Propostas para frear práticas abusivas
Deputado Thiago Manzoni (PL) e representantes do CRM-DF, AMB, Unimed e hospitais privados apresentaram sugestões para um projeto de lei, incluindo a criação de uma câmara técnica permanente, tabela referencial mínima de remuneração e proibição explícita de condutas abusivas. As contribuições serão consolidadas, mas o atraso na regulamentação mantém os profissionais em posição vulnerável diante das operadoras.
Impactos na relação entre operadoras e médicos
Especialistas alertaram que a falta de transparência nos prazos de reajustes e nos critérios de pagamento compromete a qualidade do atendimento, gerando insatisfação generalizada entre médicos e pacientes.
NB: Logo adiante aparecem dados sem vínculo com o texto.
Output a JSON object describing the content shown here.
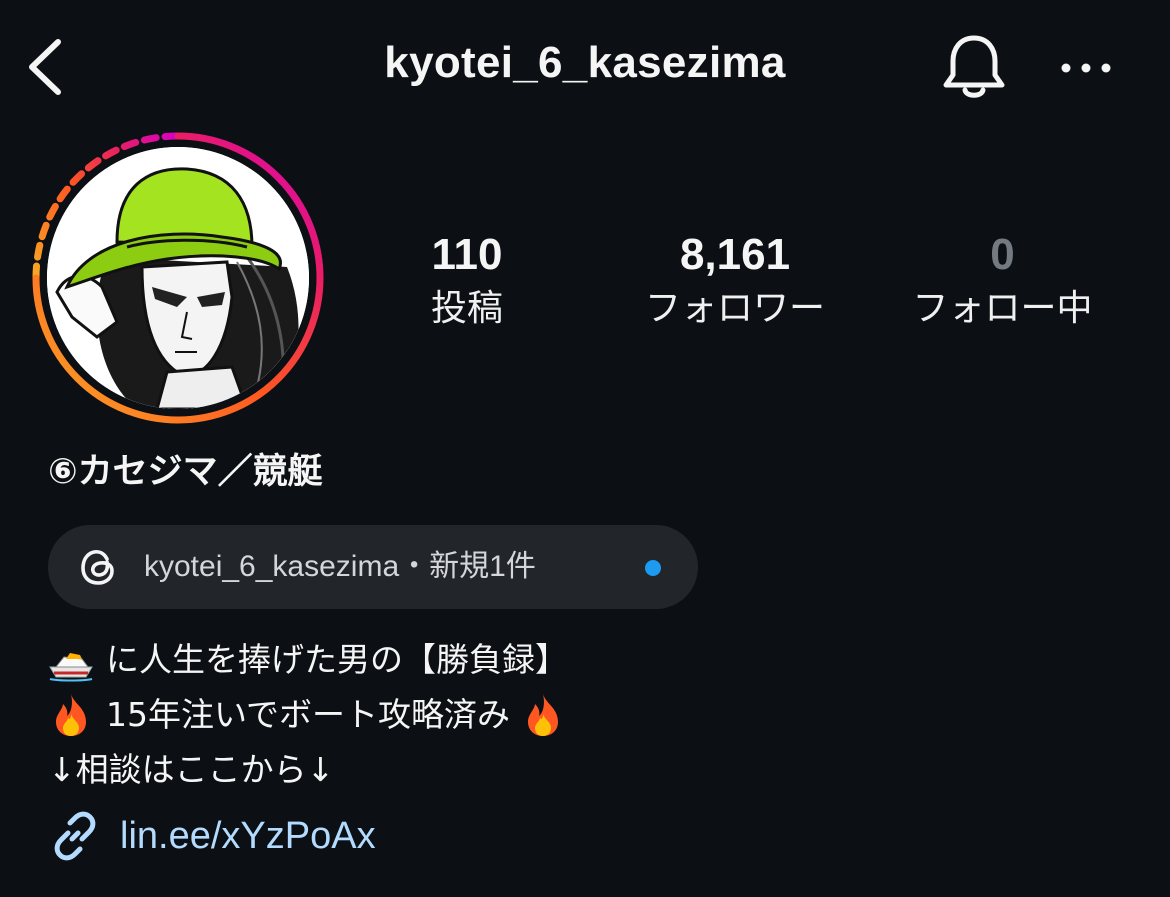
{
  "header": {
    "username": "kyotei_6_kasezima",
    "back_icon": "chevron-left-icon",
    "bell_icon": "bell-icon",
    "more_icon": "more-horizontal-icon"
  },
  "avatar": {
    "ring_colors": [
      "#f9a825",
      "#ff5722",
      "#e91e63",
      "#d500c4"
    ],
    "hat_color": "#a4e320"
  },
  "stats": {
    "posts": {
      "value": "110",
      "label": "投稿"
    },
    "followers": {
      "value": "8,161",
      "label": "フォロワー"
    },
    "following": {
      "value": "0",
      "label": "フォロー中"
    }
  },
  "profile": {
    "display_name": "⑥カセジマ／競艇"
  },
  "threads": {
    "icon": "threads-icon",
    "text": "kyotei_6_kasezima・新規1件",
    "dot_color": "#1d9bf0"
  },
  "bio": {
    "line1": "に人生を捧げた男の【勝負録】",
    "line2": "15年注いでボート攻略済み",
    "line3": "↓相談はここから↓",
    "emoji_boat": "speedboat-icon",
    "emoji_fire": "fire-icon"
  },
  "link": {
    "icon": "link-icon",
    "text": "lin.ee/xYzPoAx",
    "color": "#b3dbff"
  }
}
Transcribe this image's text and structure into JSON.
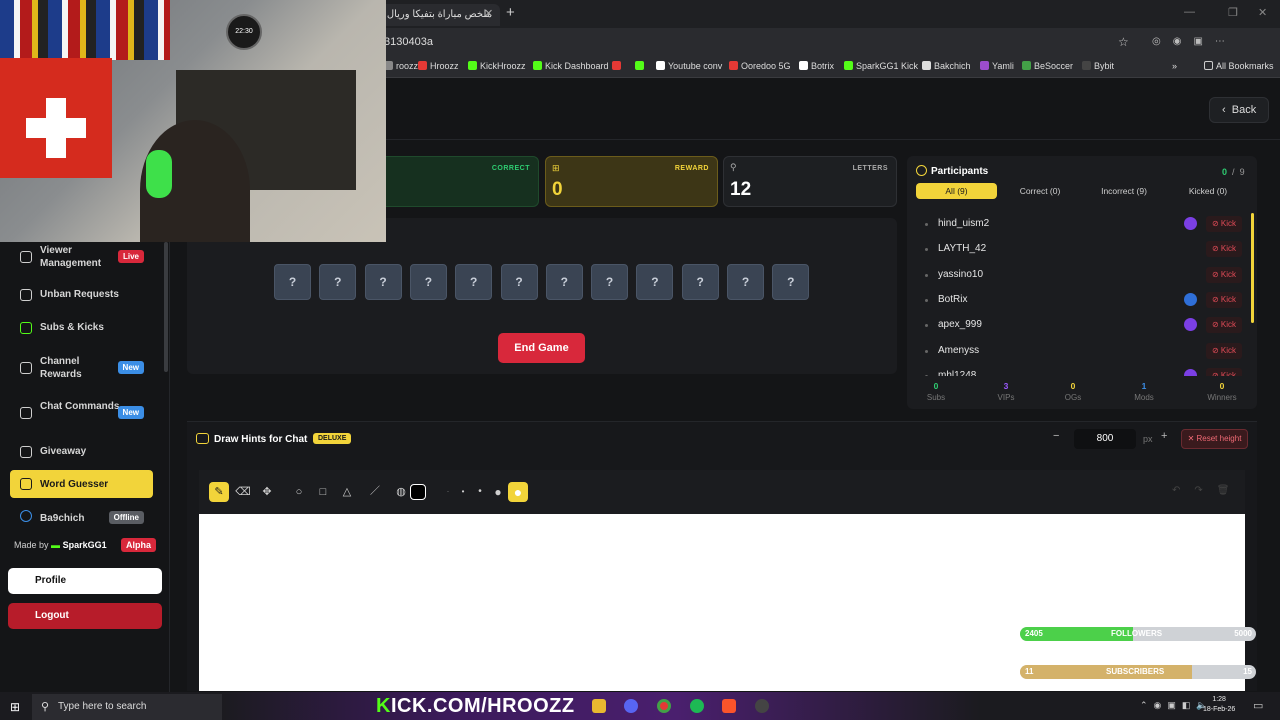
{
  "browser": {
    "tab_title": "ملخص مباراة بتفيكا وريال مـ",
    "url_fragment": "3130403a",
    "bookmarks": [
      {
        "label": "roozz",
        "color": "#888888"
      },
      {
        "label": "Hroozz",
        "color": "#e53935"
      },
      {
        "label": "KickHroozz",
        "color": "#53fc18"
      },
      {
        "label": "Kick Dashboard",
        "color": "#53fc18"
      },
      {
        "label": "",
        "color": "#e53935"
      },
      {
        "label": "",
        "color": "#53fc18"
      },
      {
        "label": "Youtube conv",
        "color": "#ffffff"
      },
      {
        "label": "Ooredoo 5G",
        "color": "#e53935"
      },
      {
        "label": "Botrix",
        "color": "#ffffff"
      },
      {
        "label": "SparkGG1 Kick",
        "color": "#53fc18"
      },
      {
        "label": "Bakchich",
        "color": "#dddddd"
      },
      {
        "label": "Yamli",
        "color": "#9c4dcc"
      },
      {
        "label": "BeSoccer",
        "color": "#43a047"
      },
      {
        "label": "Bybit",
        "color": "#444444"
      }
    ],
    "all_bookmarks": "All Bookmarks"
  },
  "header": {
    "back_label": "Back"
  },
  "sidebar": {
    "items": [
      {
        "label": "Viewer Management",
        "badge": "Live"
      },
      {
        "label": "Unban Requests",
        "badge": ""
      },
      {
        "label": "Subs & Kicks",
        "badge": ""
      },
      {
        "label": "Channel Rewards",
        "badge": "New"
      },
      {
        "label": "Chat Commands",
        "badge": "New"
      },
      {
        "label": "Giveaway",
        "badge": ""
      },
      {
        "label": "Word Guesser",
        "badge": ""
      },
      {
        "label": "Ba9chich",
        "badge": "Offline"
      }
    ],
    "made_by_prefix": "Made by",
    "made_by_name": "SparkGG1",
    "alpha_badge": "Alpha",
    "profile_label": "Profile",
    "logout_label": "Logout"
  },
  "stats": {
    "correct_label": "CORRECT",
    "reward_label": "REWARD",
    "reward_value": "0",
    "letters_label": "LETTERS",
    "letters_value": "12"
  },
  "game": {
    "letter_boxes": [
      "?",
      "?",
      "?",
      "?",
      "?",
      "?",
      "?",
      "?",
      "?",
      "?",
      "?",
      "?"
    ],
    "end_game_label": "End Game"
  },
  "participants": {
    "title": "Participants",
    "count_correct": "0",
    "count_sep": "/",
    "count_total": "9",
    "tabs": [
      "All (9)",
      "Correct (0)",
      "Incorrect (9)",
      "Kicked (0)"
    ],
    "kick_label": "Kick",
    "rows": [
      {
        "name": "hind_uism2",
        "badge": "purple"
      },
      {
        "name": "LAYTH_42",
        "badge": ""
      },
      {
        "name": "yassino10",
        "badge": ""
      },
      {
        "name": "BotRix",
        "badge": "blue"
      },
      {
        "name": "apex_999",
        "badge": "purple"
      },
      {
        "name": "Amenyss",
        "badge": ""
      },
      {
        "name": "mhl1248",
        "badge": "purple"
      }
    ],
    "stats": [
      {
        "value": "0",
        "label": "Subs",
        "color": "#2ecc71"
      },
      {
        "value": "3",
        "label": "VIPs",
        "color": "#9b59ff"
      },
      {
        "value": "0",
        "label": "OGs",
        "color": "#f2d43a"
      },
      {
        "value": "1",
        "label": "Mods",
        "color": "#3b8ee6"
      },
      {
        "value": "0",
        "label": "Winners",
        "color": "#f2d43a"
      }
    ]
  },
  "draw_hints": {
    "title": "Draw Hints for Chat",
    "badge": "DELUXE",
    "height_value": "800",
    "height_unit": "px",
    "reset_label": "Reset height",
    "tools": [
      "pencil-icon",
      "eraser-icon",
      "move-icon",
      "circle-icon",
      "square-icon",
      "triangle-icon",
      "line-icon",
      "palette-icon",
      "color-swatch",
      "size-1",
      "size-2",
      "size-3",
      "size-4",
      "size-5"
    ]
  },
  "overlay": {
    "followers": {
      "current": "2405",
      "label": "FOLLOWERS",
      "goal": "5000",
      "progress": 0.48
    },
    "subscribers": {
      "current": "11",
      "label": "SUBSCRIBERS",
      "goal": "15",
      "progress": 0.73
    },
    "cam_clock": "22:30",
    "kick_url_prefix": "K",
    "kick_url_rest": "ICK.COM/HROOZZ"
  },
  "taskbar": {
    "search_placeholder": "Type here to search",
    "time": "1:28",
    "date": "18-Feb-26"
  }
}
A meta de equilibrar interesses parece distante, pois as operadoras resistem a mudanças que afetem seus lucros.
Precisamos de regras claras que garantam a sustentabilidade tanto para os profissionais quanto para as operadoras, sem prejudicar o usuário final
Thiago Manzoni
Apesar das discussões, a ausência de medidas concretas até o momento reforça a percepção de que o setor privado de saúde continua operando sem freios efetivos, deixando profissionais e usuários expostos a riscos constantes.